Given the constraint A + B + C + D + E = 1, and five functions F(A), F(B), F(C), F(D), F(E), I need to solve for A through E such that F(A) = F(B) = F(C) = F(D) = F(E).
What's the best algorithm/approach to use for this? I don't care if I have to write it myself, I would just like to know where to look.
EDIT: These are nonlinear functions. Beyond that, they can't be characterized. Some of them may eventually be interpolated from a table of data.

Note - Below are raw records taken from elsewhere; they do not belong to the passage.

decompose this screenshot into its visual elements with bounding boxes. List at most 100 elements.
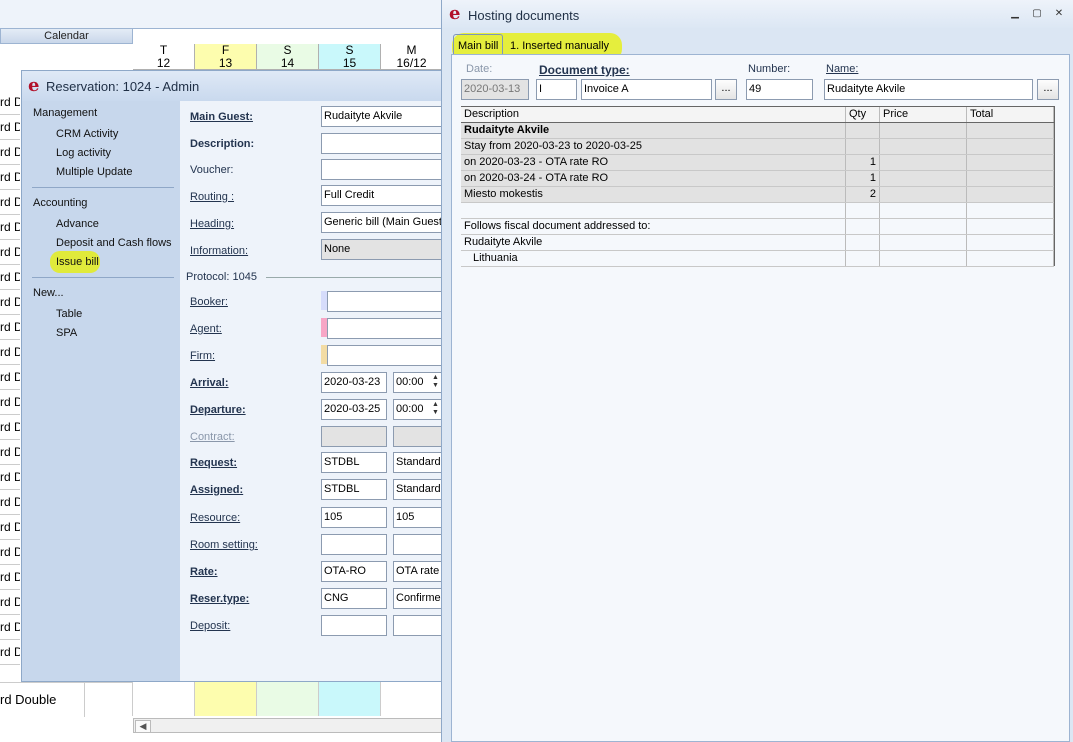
assigned-name-field[interactable]: Standard: [393, 479, 445, 500]
departure-date-field[interactable]: 2020-03-25: [321, 399, 387, 420]
departure-time-field[interactable]: 00:00 ▲ ▼: [393, 399, 445, 420]
name-field[interactable]: Rudaityte Akvile: [824, 79, 1033, 100]
rate-code-field[interactable]: OTA-RO: [321, 561, 387, 582]
voucher-label: Voucher:: [190, 164, 234, 176]
sidebar-item-log-activity[interactable]: Log activity: [56, 147, 111, 159]
sidebar-item-crm-activity[interactable]: CRM Activity: [56, 128, 118, 140]
booker-label[interactable]: Booker:: [190, 296, 228, 308]
routing-field[interactable]: Full Credit: [321, 185, 445, 206]
calendar-cell[interactable]: [319, 682, 381, 716]
rate-name-field[interactable]: OTA rate: [393, 561, 445, 582]
calendar-row-label: rd D: [0, 415, 20, 440]
day-number: 14: [280, 56, 295, 70]
document-type-code-field[interactable]: I: [536, 79, 577, 100]
table-row[interactable]: Rudaityte Akvile: [461, 235, 1054, 251]
table-row[interactable]: on 2020-03-24 - OTA rate RO 1: [461, 171, 1054, 187]
sidebar-item-table[interactable]: Table: [56, 308, 82, 320]
arrival-date-field[interactable]: 2020-03-23: [321, 372, 387, 393]
tab-main-bill[interactable]: Main bill: [453, 34, 503, 56]
reservation-titlebar[interactable]: e Reservation: 1024 - Admin: [22, 71, 446, 101]
room-setting-name-field[interactable]: [393, 534, 445, 555]
assigned-label[interactable]: Assigned:: [190, 484, 243, 496]
table-row[interactable]: Rudaityte Akvile: [461, 123, 1054, 139]
deposit-name-field[interactable]: [393, 615, 445, 636]
calendar-day-header[interactable]: S 14: [257, 44, 319, 70]
information-field[interactable]: None: [321, 239, 445, 260]
calendar-cell[interactable]: [133, 682, 195, 716]
request-label[interactable]: Request:: [190, 457, 237, 469]
document-type-lookup-button[interactable]: ...: [715, 79, 737, 100]
booker-field[interactable]: [327, 291, 445, 312]
name-lookup-button[interactable]: ...: [1037, 79, 1059, 100]
minimize-icon[interactable]: ▁: [1007, 7, 1023, 21]
hosting-titlebar[interactable]: e Hosting documents ▁ ▢ ✕: [442, 0, 1073, 28]
cell-total: [967, 219, 1054, 234]
calendar-day-header[interactable]: S 15: [319, 44, 381, 70]
arrival-time-field[interactable]: 00:00 ▲ ▼: [393, 372, 445, 393]
table-row[interactable]: on 2020-03-23 - OTA rate RO 1: [461, 155, 1054, 171]
reser-type-code-field[interactable]: CNG: [321, 588, 387, 609]
information-label[interactable]: Information:: [190, 245, 248, 257]
resource-name-field[interactable]: 105: [393, 507, 445, 528]
sidebar-item-deposit-cash-flows[interactable]: Deposit and Cash flows: [56, 237, 172, 249]
calendar-h-scrollbar[interactable]: ◀: [133, 718, 445, 733]
table-row[interactable]: [461, 203, 1054, 219]
calendar-day-header[interactable]: M 16/12: [381, 44, 443, 70]
heading-field[interactable]: Generic bill (Main Guest): [321, 212, 445, 233]
rate-label[interactable]: Rate:: [190, 566, 218, 578]
request-code-field[interactable]: STDBL: [321, 452, 387, 473]
calendar-row-label: rd D: [0, 590, 20, 615]
column-header-description[interactable]: Description: [461, 107, 846, 122]
voucher-field[interactable]: [321, 159, 445, 180]
request-name-field[interactable]: Standard: [393, 452, 445, 473]
scroll-left-icon[interactable]: ◀: [135, 720, 151, 733]
table-row[interactable]: Miesto mokestis 2: [461, 187, 1054, 203]
sidebar-item-spa[interactable]: SPA: [56, 327, 77, 339]
close-icon[interactable]: ✕: [1051, 7, 1067, 21]
calendar-cell[interactable]: [84, 682, 133, 716]
room-setting-code-field[interactable]: [321, 534, 387, 555]
reser-type-name-field[interactable]: Confirmed: [393, 588, 445, 609]
name-label[interactable]: Name:: [826, 63, 858, 75]
heading-label[interactable]: Heading:: [190, 218, 234, 230]
main-guest-field[interactable]: Rudaityte Akvile: [321, 106, 445, 127]
table-row[interactable]: Lithuania: [461, 251, 1054, 267]
arrival-label[interactable]: Arrival:: [190, 377, 229, 389]
document-type-name-field[interactable]: Invoice A: [581, 79, 712, 100]
maximize-icon[interactable]: ▢: [1029, 7, 1045, 21]
deposit-label[interactable]: Deposit:: [190, 620, 230, 632]
resource-code-field[interactable]: 105: [321, 507, 387, 528]
calendar-day-header[interactable]: F 13: [195, 44, 257, 70]
departure-label[interactable]: Departure:: [190, 404, 246, 416]
sidebar-item-advance[interactable]: Advance: [56, 218, 99, 230]
room-setting-label[interactable]: Room setting:: [190, 539, 258, 551]
sidebar-item-multiple-update[interactable]: Multiple Update: [56, 166, 132, 178]
calendar-day-header[interactable]: T 12: [133, 44, 195, 70]
cell-total: [967, 251, 1054, 266]
calendar-cell[interactable]: [257, 682, 319, 716]
deposit-code-field[interactable]: [321, 615, 387, 636]
resource-label[interactable]: Resource:: [190, 512, 240, 524]
document-type-label[interactable]: Document type:: [539, 63, 630, 77]
column-header-total[interactable]: Total: [967, 107, 1054, 122]
column-header-price[interactable]: Price: [880, 107, 967, 122]
sidebar-heading-new[interactable]: New...: [33, 287, 64, 299]
sidebar-item-issue-bill[interactable]: Issue bill: [56, 256, 99, 268]
firm-label[interactable]: Firm:: [190, 350, 215, 362]
number-field[interactable]: 49: [746, 79, 813, 100]
routing-label[interactable]: Routing :: [190, 191, 234, 203]
table-row[interactable]: Follows fiscal document addressed to:: [461, 219, 1054, 235]
table-row[interactable]: Stay from 2020-03-23 to 2020-03-25: [461, 139, 1054, 155]
calendar-cell[interactable]: [195, 682, 257, 716]
column-header-qty[interactable]: Qty: [846, 107, 880, 122]
agent-label[interactable]: Agent:: [190, 323, 222, 335]
reser-type-label[interactable]: Reser.type:: [190, 593, 249, 605]
description-field[interactable]: [321, 133, 445, 154]
cell-total: [967, 235, 1054, 250]
firm-field[interactable]: [327, 345, 445, 366]
departure-time-spinner-icon[interactable]: ▲ ▼: [432, 401, 439, 417]
assigned-code-field[interactable]: STDBL: [321, 479, 387, 500]
agent-field[interactable]: [327, 318, 445, 339]
arrival-time-spinner-icon[interactable]: ▲ ▼: [432, 374, 439, 390]
calendar-cell[interactable]: [381, 682, 443, 716]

There is no general answer to this question. A solver finding the solution to any equation does not exist. As Lance Roberts already says, you have to know more about the functions. Just a few examples
If the functions are twice differentiable, and you can compute the first derivative, you might try a variant of Newton-Raphson
Have a look at the Lagrange Multiplier Method for implementing the constraint.
If the function F is continuous (which it probably is, if it is an interpolant), you could also try the Bisection Method, which is a lot like binary search.
Before you can solve the problem, you really need to know more about the function you're studying.

As others have already posted, we do need some more information on the functions. However, given that, we can still try to solve the following relaxation with a standard non-linear programming toolbox.
min k
st.
A + B + C + D + E = 1
F1(A) - k = 0
F2(B) - k = 0
F3(C) -k = 0
F4(D) - k = 0
F5(E) -k = 0
Now we can solve this in any manner we wish, such as penalty method
min k + mu*sum(Fi(x_i) - k)^2
st
A+B+C+D+E = 1
or a straightforward SQP or interior-point method.
More details and I can help advise as to a good method.
m

The functions are all monotonically increasing with their argument. Beyond that, they can't be characterized. The approach that worked turned out to be:
1) Start with A = B = C = D = E = 1/5
2) Compute F1(A) through F5(E), and recalculate A through E such that each function equals that sum divided by 5 (the average).
3) Rescale the new A through E so that they all sum to 1, and recompute F1 through F5.
4) Repeat until satisfied.
It converges surprisingly fast - just a few iterations. Of course, each iteration requires 5 root finds for step 2.

One solution of the equations
A + B + C + D + E = 1
F(A) = F(B) = F(C) = F(D) = F(E)
is to take A, B, C, D and E all equal to 1/5. Not sure though whether that is what you want ...
Added after John's comment (thanks!)
Assuming the second equation should read F1(A) = F2(B) = F3(C) = F4(D) = F5(E), I'd use the Newton-Raphson method (see Martijn's answer). You can eliminate one variable by setting E = 1 - A - B - C - D. At every step of the iteration you need to solve a 4x4 system. The biggest problem is probably where to start the iteration. One possibility is to start at a random point, do some iterations, and if you're not getting anywhere, pick another random point and start again.
Keep in mind that if you really don't know anything about the function then there need not be a solution.

ALGENCAN (part of TANGO) is really nice. There are Python bindings, too.
http://www.ime.usp.br/~egbirgin/tango/codes.php - " general nonlinear programming that does not use matrix manipulations at all and, so, is able to solve extremely large problems with moderate computer time. The general algorithm is of Augmented Lagrangian type ... "
http://pypi.python.org/pypi/TANGO%20Project%20-%20ALGENCAN/1.0

Google OPTIF9 or ALLUNC. We use these for general optimization.

You could use standard search technic as the others mentioned. There are a few optimization you could make use of it while doing the search.
First of all, you only need to solve A,B,C,D because 1-E = A+B+C+D.
Second, you have F(A) = F(B) = F(C) = F(D), then you can search for A. Once you get F(A), you could solve B, C, D if that is possible. If it is not possible to solve the functions, you need to continue search each variable, but now you have a limited range to search for because A+B+C+D <= 1.
If your search is discrete and finite, the above optimizations should work reasonable well.

I would try Particle Swarm Optimization first. It is very easy to implement and tweak. See the Wiki page for it.